"Hold on," said Dollie, at the same time looking at a beautiful gold watch on her breast, "I think I will have time before the train comes [the depot was but a block away] to tell you my story….
"When I was fourteen years old, I had the misfortune to lose my dear mother, who died in childbirth. Father was a very hard-working man, a mechanic. He broke up housekeeping for two reasons: First, because mother had been very indulgent, so that I didn't know the first thing about domestic duties, so wouldn't have been able to even get him a decent breakfast. Next, because everything spoke to him of mother, whom he fairly idolized. I used to see him evenings when he came home from work to the place where we boarded. Seldom in the mornings. Guess I was too lazy to get up in time for anything but a hasty breakfast, then hurry off to school.
[Illustration: "EVERYBODY HELPED GREASE THE HILL I WAS SLIDING DOWN. I
SOON REACHED THE BOTTOM">[
"We used to have Friday evening dances in our neighborhood, which I attended with my classmates. My but I loved to dance! It got so that Friday evening wasn't enough, so many a time found me with some of them at a hall down-town enjoying the public dance. The school-dance was always private. It didn't take long for some one to turn my silly head and make me believe he was dead in love with me. What did a little fifteen-year-old fool like me know, with no mother to teach her, and no woman to take a real interest? That wretch could fill me with, and make me believe, the biggest lies you ever imagined, and I drank it all in as though it were gospel truth. To this day I sometimes wonder if all men are liars.
"I'm not going to mince matters. I fell; and pretty soon everybody was helping to grease the hill I was sliding down. In consequence, I soon reached the bottom."
"Some one told father; but I denied everything, yet I was so afraid he would make the statements be proven, that in my fright I ran away, and I have never seen him since. He's dead now. Poor father! I expert that, with his other sorrows, this trouble finished him.
"Two years later found me in just such a place as you have discovered me today. One afternoon, a sweet-faced Salvation Army lassie called. She talked as only you people can talk. I was but seventeen, still tender-hearted (wish I was yet); so it was not difficult to yield to her earnest persuasions to kneel beside her while she prayed.

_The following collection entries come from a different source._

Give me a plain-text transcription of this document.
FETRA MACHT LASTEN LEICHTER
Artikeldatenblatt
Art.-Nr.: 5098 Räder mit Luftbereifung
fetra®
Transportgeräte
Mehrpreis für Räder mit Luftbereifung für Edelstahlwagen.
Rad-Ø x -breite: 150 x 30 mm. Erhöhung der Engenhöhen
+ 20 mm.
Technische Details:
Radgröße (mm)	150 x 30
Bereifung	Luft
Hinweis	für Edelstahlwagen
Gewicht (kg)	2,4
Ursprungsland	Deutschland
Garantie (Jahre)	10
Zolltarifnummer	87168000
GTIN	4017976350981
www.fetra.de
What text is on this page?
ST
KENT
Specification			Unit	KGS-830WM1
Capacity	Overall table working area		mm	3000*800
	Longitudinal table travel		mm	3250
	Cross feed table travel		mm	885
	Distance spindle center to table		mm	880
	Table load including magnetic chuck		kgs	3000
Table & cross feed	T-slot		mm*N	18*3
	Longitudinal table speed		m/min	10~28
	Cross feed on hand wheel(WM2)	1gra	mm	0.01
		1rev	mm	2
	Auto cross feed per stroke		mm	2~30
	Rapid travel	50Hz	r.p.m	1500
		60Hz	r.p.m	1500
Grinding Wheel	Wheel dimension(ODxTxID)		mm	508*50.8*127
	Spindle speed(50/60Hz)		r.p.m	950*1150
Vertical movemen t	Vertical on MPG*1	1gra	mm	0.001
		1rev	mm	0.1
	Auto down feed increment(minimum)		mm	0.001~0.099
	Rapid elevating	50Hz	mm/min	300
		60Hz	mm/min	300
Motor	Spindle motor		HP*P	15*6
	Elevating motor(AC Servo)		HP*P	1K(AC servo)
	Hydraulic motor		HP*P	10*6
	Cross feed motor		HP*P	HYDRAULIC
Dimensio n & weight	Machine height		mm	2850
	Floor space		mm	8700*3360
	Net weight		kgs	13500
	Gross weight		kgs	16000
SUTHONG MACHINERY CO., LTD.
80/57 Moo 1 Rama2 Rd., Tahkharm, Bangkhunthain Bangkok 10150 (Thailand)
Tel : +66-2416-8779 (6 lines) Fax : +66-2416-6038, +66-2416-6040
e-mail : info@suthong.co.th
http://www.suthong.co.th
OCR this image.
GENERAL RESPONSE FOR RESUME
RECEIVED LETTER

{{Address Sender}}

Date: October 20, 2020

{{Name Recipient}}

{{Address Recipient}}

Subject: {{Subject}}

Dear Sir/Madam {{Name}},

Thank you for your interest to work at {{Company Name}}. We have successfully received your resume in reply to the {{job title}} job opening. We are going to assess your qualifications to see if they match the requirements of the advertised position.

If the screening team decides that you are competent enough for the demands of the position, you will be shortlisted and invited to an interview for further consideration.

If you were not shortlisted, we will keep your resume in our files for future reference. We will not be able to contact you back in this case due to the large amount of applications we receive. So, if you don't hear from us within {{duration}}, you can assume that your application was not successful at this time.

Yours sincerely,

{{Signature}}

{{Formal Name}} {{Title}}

There was another girl in the room at the time, but she had a caller, so got up and went out. I learnt my first prayer from that Salvation Army girl. It was 'Our Father.' I used to see it framed on a wall in a house where my mother visited, but never did I understand it till that day. Then she asked me to talk to God in my own way. I felt sorry for what I'd done, and the life I was leading, and said so; so when she explained how God would forgive me, I believed her and told her I'd quit if she'd take me away, and she did. I left with her about dusk. She took me to her lodgings and for several days I shared her bed and board, until she got me a situation to do light housework at fifteen dollars a month. Light indeed! It was the heaviest, washing included; but I did as she suggested—prayed to God to help me as I worked, and he did. They were Jewish people and so did their own cooking; otherwise I couldn't have kept my job.
"Never shall I forget the joy of receiving my first month's wages. As I looked at that little sum in my calloused hand, I said, 'Dollie, it's the first honest money you ever earned; doesn't it make you feel good?'
"Before long my Salvation Army friend was called away to another field of labor. I promised to write to her, and to this day I am sorry that through my own carelessness I lost track of her. But I always did hate to write letters, so it's all my own fault.
"A girl told me of a nice place out near Golden Gate Park; only two in family, and twenty-five dollars a month. I called on the lady and she hired me. My but she had a dainty flat! One peculiarity I couldn't help noticing. She was always afraid some one was deceiving or going to deceive her, and would often make the remark, 'No one ever gets the second chance with me, no indeed.' And I used to say to myself, 'I wonder what she would do if she found out who Dollie was?' She was a Christian. No, I'll take that back. She called herself one, and was the secretary of the ladies' aid of her church. Sometimes we had teas for them, and then she would take them all over the house and brag on my work and me. I knew how to cook pretty well by this time. She taught me. There was nothing I did not do to try and please her.